Menschen mit Behinderung wurden bislang stets eher als Objekte des Engagements gesehen und nicht als eigenständige Gestalter/innen unserer Gesellschaft, die sich in öffentlichen Angelegenheiten einbringen und sich aktiv einmischen.
Doch derzeit ändert sich dieses Bild – ein wenig.

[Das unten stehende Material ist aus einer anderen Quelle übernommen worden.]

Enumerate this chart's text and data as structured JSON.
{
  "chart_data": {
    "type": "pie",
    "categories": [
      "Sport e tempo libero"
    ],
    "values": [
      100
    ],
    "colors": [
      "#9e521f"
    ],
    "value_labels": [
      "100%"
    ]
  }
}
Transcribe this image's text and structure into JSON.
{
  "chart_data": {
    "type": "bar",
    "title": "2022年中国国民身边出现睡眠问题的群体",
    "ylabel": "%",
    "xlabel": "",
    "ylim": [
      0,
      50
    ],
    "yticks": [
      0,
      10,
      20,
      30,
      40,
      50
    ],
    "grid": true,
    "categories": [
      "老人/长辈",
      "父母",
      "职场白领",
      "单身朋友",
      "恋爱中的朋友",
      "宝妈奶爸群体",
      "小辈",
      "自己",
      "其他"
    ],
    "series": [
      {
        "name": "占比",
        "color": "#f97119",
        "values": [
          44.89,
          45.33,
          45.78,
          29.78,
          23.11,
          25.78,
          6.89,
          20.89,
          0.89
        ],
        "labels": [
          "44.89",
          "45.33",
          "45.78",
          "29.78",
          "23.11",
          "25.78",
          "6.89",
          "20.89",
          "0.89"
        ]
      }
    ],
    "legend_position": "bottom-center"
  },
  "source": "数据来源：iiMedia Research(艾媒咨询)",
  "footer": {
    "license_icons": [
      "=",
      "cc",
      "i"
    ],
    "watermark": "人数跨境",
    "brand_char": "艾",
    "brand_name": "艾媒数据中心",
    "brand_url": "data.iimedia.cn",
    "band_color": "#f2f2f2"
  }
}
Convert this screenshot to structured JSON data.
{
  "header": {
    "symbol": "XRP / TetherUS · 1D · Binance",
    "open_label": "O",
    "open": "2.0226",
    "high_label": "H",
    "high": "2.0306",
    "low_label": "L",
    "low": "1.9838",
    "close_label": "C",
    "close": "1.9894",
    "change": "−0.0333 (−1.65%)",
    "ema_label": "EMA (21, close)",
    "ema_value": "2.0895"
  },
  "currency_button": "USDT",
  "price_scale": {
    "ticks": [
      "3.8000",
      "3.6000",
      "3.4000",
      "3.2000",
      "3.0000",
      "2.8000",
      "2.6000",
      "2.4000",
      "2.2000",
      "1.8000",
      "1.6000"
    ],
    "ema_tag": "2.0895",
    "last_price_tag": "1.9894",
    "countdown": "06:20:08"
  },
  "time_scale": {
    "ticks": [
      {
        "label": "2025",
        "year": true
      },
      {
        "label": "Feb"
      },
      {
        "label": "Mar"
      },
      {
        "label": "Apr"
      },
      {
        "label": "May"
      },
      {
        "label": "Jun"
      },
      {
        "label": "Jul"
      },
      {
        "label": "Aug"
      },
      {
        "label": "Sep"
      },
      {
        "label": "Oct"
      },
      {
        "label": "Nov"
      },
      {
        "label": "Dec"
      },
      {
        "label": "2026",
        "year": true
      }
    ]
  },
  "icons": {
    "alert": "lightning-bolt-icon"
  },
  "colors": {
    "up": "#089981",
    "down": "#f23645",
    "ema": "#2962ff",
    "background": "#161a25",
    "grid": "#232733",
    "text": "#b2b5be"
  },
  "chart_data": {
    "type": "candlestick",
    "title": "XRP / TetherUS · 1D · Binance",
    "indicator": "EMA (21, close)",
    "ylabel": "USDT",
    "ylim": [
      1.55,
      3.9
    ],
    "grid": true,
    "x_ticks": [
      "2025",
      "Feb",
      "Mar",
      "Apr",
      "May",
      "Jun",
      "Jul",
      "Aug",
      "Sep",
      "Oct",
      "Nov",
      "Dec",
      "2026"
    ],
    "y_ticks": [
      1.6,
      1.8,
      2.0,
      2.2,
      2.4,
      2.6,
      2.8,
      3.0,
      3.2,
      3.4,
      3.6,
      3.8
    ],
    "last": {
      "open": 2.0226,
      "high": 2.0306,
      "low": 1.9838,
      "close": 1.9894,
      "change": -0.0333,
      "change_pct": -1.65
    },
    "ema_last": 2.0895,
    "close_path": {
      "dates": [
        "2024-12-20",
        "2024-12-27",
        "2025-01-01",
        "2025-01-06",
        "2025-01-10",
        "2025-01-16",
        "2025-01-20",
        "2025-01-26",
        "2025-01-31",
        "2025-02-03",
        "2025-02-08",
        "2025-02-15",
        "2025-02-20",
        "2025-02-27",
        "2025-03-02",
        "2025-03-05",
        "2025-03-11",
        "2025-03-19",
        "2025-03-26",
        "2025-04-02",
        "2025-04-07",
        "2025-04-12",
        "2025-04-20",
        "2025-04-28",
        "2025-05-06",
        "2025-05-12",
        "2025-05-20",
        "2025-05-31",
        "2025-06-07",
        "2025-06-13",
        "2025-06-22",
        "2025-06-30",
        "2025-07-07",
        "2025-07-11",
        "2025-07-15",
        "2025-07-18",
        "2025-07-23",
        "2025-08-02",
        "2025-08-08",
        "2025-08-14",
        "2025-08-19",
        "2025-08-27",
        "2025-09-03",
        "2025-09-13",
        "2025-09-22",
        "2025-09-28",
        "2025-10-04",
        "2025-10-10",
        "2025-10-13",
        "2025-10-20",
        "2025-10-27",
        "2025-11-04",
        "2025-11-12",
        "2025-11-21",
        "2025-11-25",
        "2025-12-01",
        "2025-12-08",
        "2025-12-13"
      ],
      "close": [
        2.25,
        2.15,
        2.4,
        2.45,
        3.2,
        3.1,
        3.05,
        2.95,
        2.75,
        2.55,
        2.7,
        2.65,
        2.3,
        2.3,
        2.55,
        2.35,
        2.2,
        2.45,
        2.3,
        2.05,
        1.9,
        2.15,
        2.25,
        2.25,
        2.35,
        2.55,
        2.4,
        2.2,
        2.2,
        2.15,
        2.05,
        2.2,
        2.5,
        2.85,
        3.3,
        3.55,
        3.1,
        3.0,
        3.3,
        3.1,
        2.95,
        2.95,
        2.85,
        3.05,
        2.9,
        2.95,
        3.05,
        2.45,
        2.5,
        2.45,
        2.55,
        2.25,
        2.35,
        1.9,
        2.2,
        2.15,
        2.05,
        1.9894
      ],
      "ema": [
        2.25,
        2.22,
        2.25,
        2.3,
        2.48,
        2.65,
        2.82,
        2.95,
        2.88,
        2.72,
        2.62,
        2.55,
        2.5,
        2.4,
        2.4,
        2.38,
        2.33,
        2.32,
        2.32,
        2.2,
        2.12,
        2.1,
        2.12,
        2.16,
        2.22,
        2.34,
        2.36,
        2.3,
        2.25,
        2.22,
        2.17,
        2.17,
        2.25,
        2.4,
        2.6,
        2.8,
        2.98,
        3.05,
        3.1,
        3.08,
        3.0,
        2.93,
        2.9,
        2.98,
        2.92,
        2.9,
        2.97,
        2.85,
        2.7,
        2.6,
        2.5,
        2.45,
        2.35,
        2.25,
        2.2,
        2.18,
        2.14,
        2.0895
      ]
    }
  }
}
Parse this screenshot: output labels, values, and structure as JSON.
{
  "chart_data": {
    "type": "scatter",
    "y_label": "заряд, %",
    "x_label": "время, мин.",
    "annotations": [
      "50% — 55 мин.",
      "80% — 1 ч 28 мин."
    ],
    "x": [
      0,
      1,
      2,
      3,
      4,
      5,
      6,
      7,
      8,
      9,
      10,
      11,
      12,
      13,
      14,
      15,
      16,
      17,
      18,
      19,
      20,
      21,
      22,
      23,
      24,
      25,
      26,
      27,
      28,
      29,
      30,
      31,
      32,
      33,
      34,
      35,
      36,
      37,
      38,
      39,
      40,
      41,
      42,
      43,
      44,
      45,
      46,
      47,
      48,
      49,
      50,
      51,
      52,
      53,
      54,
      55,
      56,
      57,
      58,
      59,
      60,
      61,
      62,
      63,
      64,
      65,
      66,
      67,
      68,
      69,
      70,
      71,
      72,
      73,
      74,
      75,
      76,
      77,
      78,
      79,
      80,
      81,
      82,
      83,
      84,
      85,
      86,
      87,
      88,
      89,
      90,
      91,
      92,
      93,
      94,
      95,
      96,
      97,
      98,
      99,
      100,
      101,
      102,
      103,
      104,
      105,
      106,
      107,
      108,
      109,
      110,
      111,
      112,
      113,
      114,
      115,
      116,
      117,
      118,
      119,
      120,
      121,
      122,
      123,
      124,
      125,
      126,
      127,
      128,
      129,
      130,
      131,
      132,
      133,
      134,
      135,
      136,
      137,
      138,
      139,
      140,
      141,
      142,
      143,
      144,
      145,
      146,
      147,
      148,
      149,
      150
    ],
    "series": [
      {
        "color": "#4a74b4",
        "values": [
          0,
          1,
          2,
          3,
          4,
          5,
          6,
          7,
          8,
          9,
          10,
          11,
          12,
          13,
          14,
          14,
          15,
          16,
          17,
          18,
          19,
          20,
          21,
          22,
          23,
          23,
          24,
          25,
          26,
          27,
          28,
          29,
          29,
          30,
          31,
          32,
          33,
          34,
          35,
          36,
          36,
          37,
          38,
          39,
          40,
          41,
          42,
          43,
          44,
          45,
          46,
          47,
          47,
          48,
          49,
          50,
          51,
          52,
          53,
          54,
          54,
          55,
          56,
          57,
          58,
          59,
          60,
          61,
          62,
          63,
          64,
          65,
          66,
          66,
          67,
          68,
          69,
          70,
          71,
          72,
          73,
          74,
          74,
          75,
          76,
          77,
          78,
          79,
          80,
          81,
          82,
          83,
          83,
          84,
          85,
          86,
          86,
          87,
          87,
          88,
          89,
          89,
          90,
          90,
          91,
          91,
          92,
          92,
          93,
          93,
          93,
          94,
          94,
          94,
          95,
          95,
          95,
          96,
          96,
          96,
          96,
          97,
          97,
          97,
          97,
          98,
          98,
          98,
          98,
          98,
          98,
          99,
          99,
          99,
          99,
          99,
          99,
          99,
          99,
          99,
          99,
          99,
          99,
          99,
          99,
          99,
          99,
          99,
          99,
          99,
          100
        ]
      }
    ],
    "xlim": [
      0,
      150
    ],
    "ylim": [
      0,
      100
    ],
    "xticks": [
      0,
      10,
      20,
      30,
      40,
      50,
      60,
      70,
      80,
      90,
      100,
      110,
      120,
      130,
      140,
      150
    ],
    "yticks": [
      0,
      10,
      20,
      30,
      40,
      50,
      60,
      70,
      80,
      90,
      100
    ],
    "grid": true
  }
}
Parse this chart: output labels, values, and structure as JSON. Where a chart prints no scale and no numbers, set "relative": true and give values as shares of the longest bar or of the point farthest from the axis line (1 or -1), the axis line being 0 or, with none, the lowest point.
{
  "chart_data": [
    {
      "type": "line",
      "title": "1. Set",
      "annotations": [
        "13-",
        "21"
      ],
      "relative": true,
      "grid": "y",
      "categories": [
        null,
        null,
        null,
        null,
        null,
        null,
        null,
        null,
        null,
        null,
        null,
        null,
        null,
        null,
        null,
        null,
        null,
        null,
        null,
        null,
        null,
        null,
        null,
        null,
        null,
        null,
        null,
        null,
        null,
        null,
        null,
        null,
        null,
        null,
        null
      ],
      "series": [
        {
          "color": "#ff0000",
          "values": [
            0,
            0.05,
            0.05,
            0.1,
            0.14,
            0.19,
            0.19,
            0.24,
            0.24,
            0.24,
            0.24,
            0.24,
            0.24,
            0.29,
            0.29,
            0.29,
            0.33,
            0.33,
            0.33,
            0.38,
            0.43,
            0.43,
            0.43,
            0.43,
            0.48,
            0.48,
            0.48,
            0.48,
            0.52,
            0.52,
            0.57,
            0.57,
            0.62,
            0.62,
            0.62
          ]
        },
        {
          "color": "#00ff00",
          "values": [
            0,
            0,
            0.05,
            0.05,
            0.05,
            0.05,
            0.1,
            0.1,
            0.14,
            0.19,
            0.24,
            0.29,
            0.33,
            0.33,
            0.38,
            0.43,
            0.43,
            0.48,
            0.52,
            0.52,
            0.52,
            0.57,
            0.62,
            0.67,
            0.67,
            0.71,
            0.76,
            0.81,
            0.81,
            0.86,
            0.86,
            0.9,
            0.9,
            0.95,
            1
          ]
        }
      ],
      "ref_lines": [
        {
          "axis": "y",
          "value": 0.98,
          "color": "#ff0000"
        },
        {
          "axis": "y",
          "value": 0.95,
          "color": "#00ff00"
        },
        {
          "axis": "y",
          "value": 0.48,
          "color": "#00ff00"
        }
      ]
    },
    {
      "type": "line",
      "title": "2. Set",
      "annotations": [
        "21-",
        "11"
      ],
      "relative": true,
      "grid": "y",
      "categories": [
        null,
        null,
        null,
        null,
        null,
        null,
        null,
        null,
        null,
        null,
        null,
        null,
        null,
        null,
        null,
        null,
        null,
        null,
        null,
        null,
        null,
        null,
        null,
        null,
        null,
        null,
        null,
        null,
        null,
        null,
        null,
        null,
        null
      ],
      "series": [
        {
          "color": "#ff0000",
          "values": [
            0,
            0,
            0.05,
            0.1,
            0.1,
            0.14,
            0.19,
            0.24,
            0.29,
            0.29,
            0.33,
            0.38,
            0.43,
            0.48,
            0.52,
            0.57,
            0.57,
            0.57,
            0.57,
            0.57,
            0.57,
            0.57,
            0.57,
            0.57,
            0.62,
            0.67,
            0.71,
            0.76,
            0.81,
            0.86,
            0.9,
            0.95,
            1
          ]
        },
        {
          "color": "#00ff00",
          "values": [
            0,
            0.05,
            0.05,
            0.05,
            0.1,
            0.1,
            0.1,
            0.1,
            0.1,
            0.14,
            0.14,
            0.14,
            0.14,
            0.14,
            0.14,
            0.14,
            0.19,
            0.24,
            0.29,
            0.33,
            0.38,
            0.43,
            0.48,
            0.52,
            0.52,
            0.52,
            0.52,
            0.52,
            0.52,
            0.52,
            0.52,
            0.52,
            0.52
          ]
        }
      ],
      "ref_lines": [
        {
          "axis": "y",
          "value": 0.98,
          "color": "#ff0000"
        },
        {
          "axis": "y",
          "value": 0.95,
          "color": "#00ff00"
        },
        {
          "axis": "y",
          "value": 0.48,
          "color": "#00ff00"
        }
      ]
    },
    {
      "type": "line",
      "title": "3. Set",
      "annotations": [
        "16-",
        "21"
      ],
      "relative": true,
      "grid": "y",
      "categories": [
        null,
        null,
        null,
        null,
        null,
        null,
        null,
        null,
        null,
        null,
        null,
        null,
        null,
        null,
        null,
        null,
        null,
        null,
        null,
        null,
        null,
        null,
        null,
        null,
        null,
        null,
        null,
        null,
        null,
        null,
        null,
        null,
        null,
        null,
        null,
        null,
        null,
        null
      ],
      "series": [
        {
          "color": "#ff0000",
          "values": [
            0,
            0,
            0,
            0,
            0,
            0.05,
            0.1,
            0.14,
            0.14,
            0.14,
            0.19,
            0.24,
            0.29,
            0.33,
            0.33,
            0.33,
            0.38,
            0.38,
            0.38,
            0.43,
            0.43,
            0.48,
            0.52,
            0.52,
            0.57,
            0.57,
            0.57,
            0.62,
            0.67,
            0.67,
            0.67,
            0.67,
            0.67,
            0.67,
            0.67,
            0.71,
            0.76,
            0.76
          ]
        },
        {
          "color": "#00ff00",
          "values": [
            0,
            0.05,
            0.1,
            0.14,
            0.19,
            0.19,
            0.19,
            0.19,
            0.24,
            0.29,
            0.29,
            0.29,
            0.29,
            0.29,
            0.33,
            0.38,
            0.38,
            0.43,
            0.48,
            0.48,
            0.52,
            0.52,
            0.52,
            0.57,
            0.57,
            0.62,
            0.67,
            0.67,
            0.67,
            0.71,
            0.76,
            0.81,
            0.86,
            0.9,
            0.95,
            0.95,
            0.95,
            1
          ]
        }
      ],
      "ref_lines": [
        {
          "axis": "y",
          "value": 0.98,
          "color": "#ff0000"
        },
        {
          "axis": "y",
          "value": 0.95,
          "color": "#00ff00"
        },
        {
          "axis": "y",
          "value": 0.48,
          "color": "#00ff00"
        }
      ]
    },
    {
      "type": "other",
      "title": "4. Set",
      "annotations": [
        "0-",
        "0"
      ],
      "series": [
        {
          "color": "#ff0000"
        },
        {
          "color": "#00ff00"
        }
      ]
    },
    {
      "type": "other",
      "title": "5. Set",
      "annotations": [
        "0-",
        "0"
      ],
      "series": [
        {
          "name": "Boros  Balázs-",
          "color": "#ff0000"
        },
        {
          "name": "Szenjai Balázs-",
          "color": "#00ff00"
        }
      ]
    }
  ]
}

Unsere Autorin Nicole D. Schmidt macht deutlich, dass Inklusion als Thema »auf der politischen Agenda in Deutschland mittlerweile immerhin so weit oben steht, dass die Bundesrepublik der BehindertenRechtsKonvention der Vereinten Nationen beigetreten ist.« Gestützt auf ihre langjährige Erfahrung bei der Arbeit in den Freiwilligenzentren mittenmang wirbt sie für den Abbau von –– strukturell oder materiell bedingten –– Engagement-Barrieren und setzt sich auch für einen Paradigmenwechsel in der gesellschaftlichen Wahrnehmung und Beurteilung ein:
Behinderte Menschen sind nicht automatisch passives Objekt des Engagements, sondern können dieses äußerst aktiv mit tragen. Sie brauchen hierfür Unterstützung auf ihrem Weg »vom Klienten zum Freiwilligen« in einer zu gestaltenden Gesellschaft oder wenigstens in ihrer konkreten Engagementpraxis.